Sometimes, indeed often, when I read, I am so impatient to know more that I read too quickly and carelessly, and do not catch the nuances, the subtleties. I looked up the book on the Internet, and read a review from The Guardian, thus cheating, to some extent, and found out more. I returned to the book and absorbed some more, but must return and concentrate, and try to notice what missed when I skimmed it so quickly on my first reading. How much of our early life can we truly remember? I seem to have snapshots, fixed points in time, the emotions, the embarrassments, confusions. How much was real, how much could I be sure about?
Two of my sisters have excellent recall. The elder sister, the one with dementia, now has much less grasp of reality, but I wonder how much she is still able to recollect of her childhood and past life? My next sister, C, has an amazing memory, and knows who said what to whom, and when. I wish I had this ability.
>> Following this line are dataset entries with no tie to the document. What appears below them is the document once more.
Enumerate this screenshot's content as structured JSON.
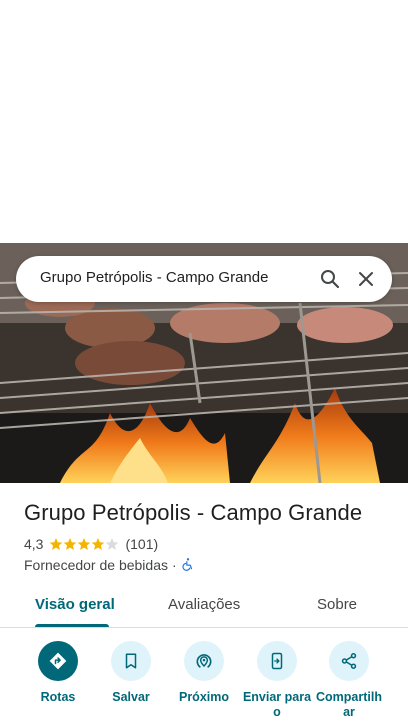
{
  "search": {
    "query": "Grupo Petrópolis - Campo Grande"
  },
  "place": {
    "name": "Grupo Petrópolis - Campo Grande",
    "rating": "4,3",
    "stars": 4.3,
    "review_count": "(101)",
    "category": "Fornecedor de bebidas",
    "separator": "·"
  },
  "tabs": [
    {
      "label": "Visão geral",
      "active": true
    },
    {
      "label": "Avaliações",
      "active": false
    },
    {
      "label": "Sobre",
      "active": false
    }
  ],
  "actions": [
    {
      "label": "Rotas",
      "icon": "directions-icon"
    },
    {
      "label": "Salvar",
      "icon": "bookmark-icon"
    },
    {
      "label": "Próximo",
      "icon": "nearby-icon"
    },
    {
      "label": "Enviar para o",
      "icon": "send-to-phone-icon"
    },
    {
      "label": "Compartilhar",
      "icon": "share-icon"
    }
  ],
  "colors": {
    "accent": "#006878",
    "action_bg": "#dff3fa",
    "star": "#f4b400"
  }
}
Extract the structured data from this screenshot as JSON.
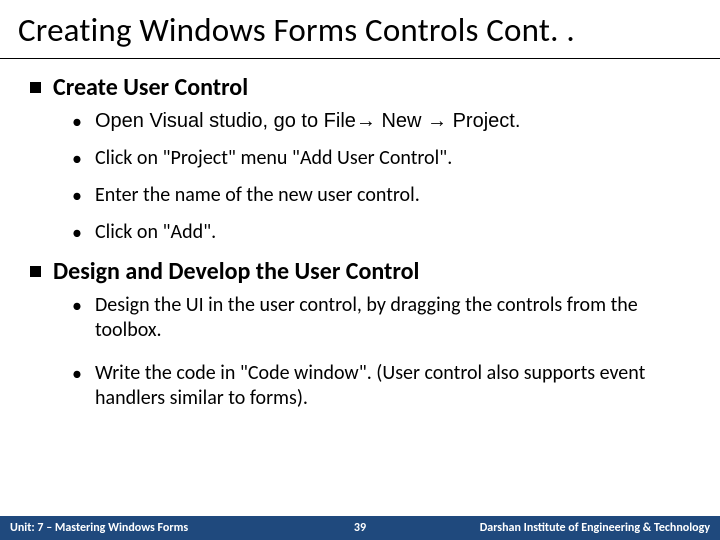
{
  "title": "Creating Windows Forms Controls Cont. .",
  "sections": [
    {
      "heading": "Create User Control",
      "bullets": [
        "Open Visual studio, go to File→ New → Project.",
        "Click on \"Project\" menu \"Add User Control\".",
        "Enter the name of the new user control.",
        "Click on \"Add\"."
      ]
    },
    {
      "heading": "Design and Develop the User Control",
      "bullets": [
        "Design the UI in the user control, by dragging the controls from the toolbox.",
        "Write the code in \"Code window\". (User control also supports event handlers similar to forms)."
      ]
    }
  ],
  "footer": {
    "left": "Unit: 7 – Mastering Windows Forms",
    "mid": "39",
    "right": "Darshan Institute of Engineering & Technology"
  }
}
While I was at university, I wrote a diary for some years. Eventually I destroyed it, and now I regret this. I have written more about some crises in my life, such as the breakup of my first marriage, but although I occasionally glance at it, I cannot bear to read much of it. I don't suppose anyone kept my letters, and letters became less frequent, and shorter, as the children were born, and grew and as life became so much busier. Emails restored the practice of writing, but many of them have gone. Once I moved here, my computer ceased being private. I became very guarded about what I wrote in my emails. My records are thus very incomplete. As is my memory.
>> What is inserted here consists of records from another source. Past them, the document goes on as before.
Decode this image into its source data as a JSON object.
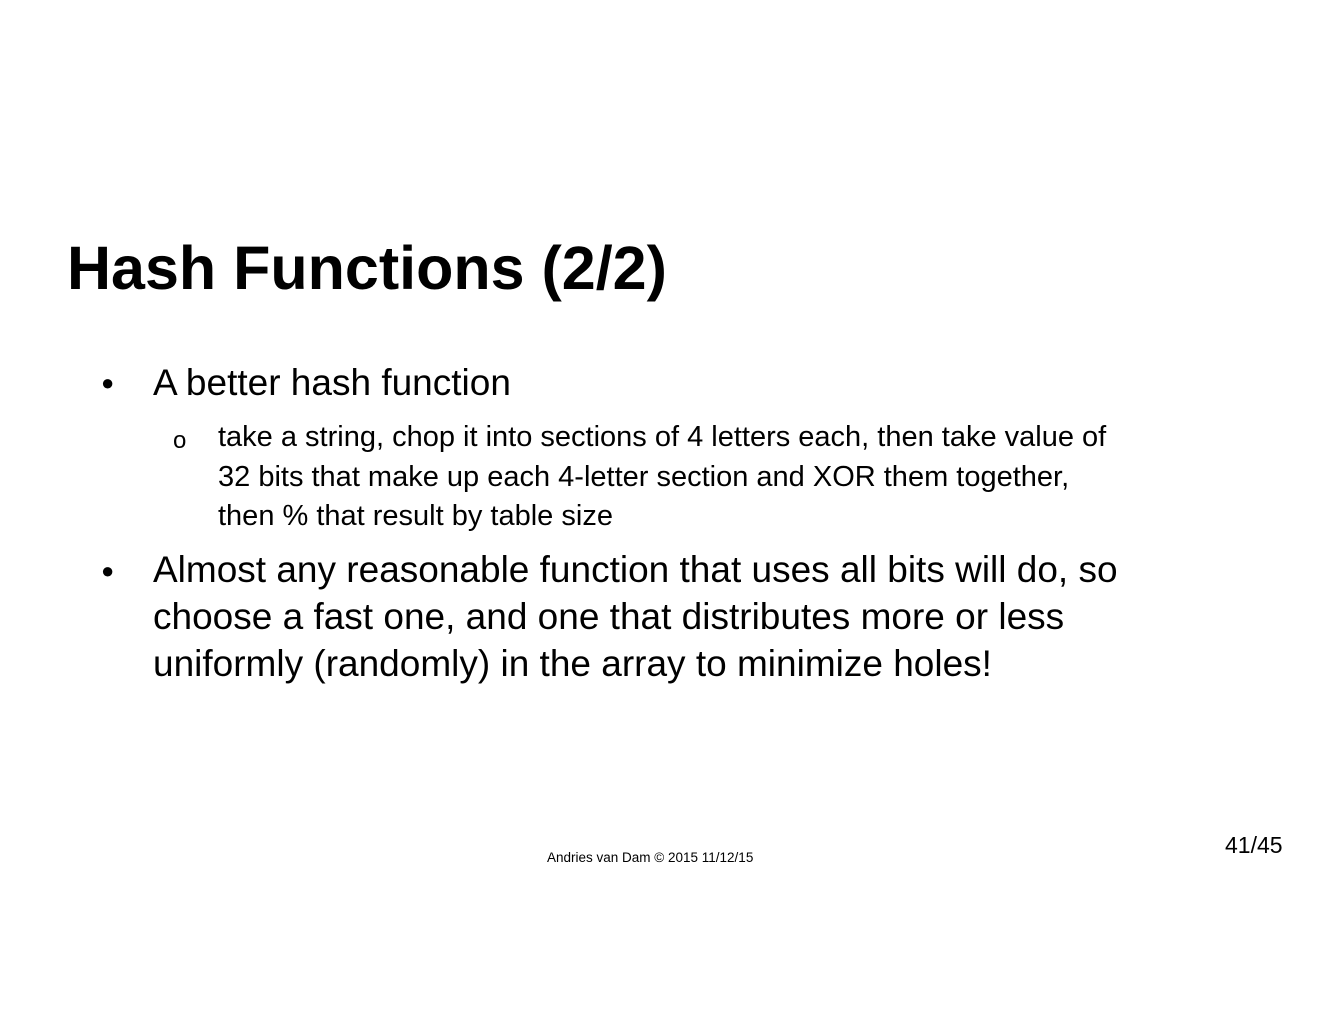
{
  "slide": {
    "title": "Hash Functions (2/2)",
    "bullets": [
      {
        "marker": "●",
        "lines": [
          "A better hash function"
        ],
        "subbullets": [
          {
            "marker": "o",
            "lines": [
              "take a string, chop it into sections of 4 letters each, then take value of",
              "32 bits that make up each 4-letter section and XOR them together,",
              "then % that result by table size"
            ]
          }
        ]
      },
      {
        "marker": "●",
        "lines": [
          "Almost any reasonable function that uses all bits will do, so",
          "choose a fast one, and one that distributes more or less",
          "uniformly (randomly) in the array to minimize holes!"
        ]
      }
    ],
    "footer": {
      "credit": "Andries van Dam © 2015 11/12/15",
      "page_number": "41/45"
    }
  }
}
I kept the sympathy letters from when I lost my twins, and all the letters when each of my children was born. The children might be glad to have these, eventually. But not yet. And I have all the letters after Dr P's death.
Apart from the intrinsic interest of the subject, I find biographies fascinating, especially when they use the extensive correspondence which was common before telephones and later the Internet transformed the means and use of communications.
We yearn to know, and to know others. We want the meeting of minds.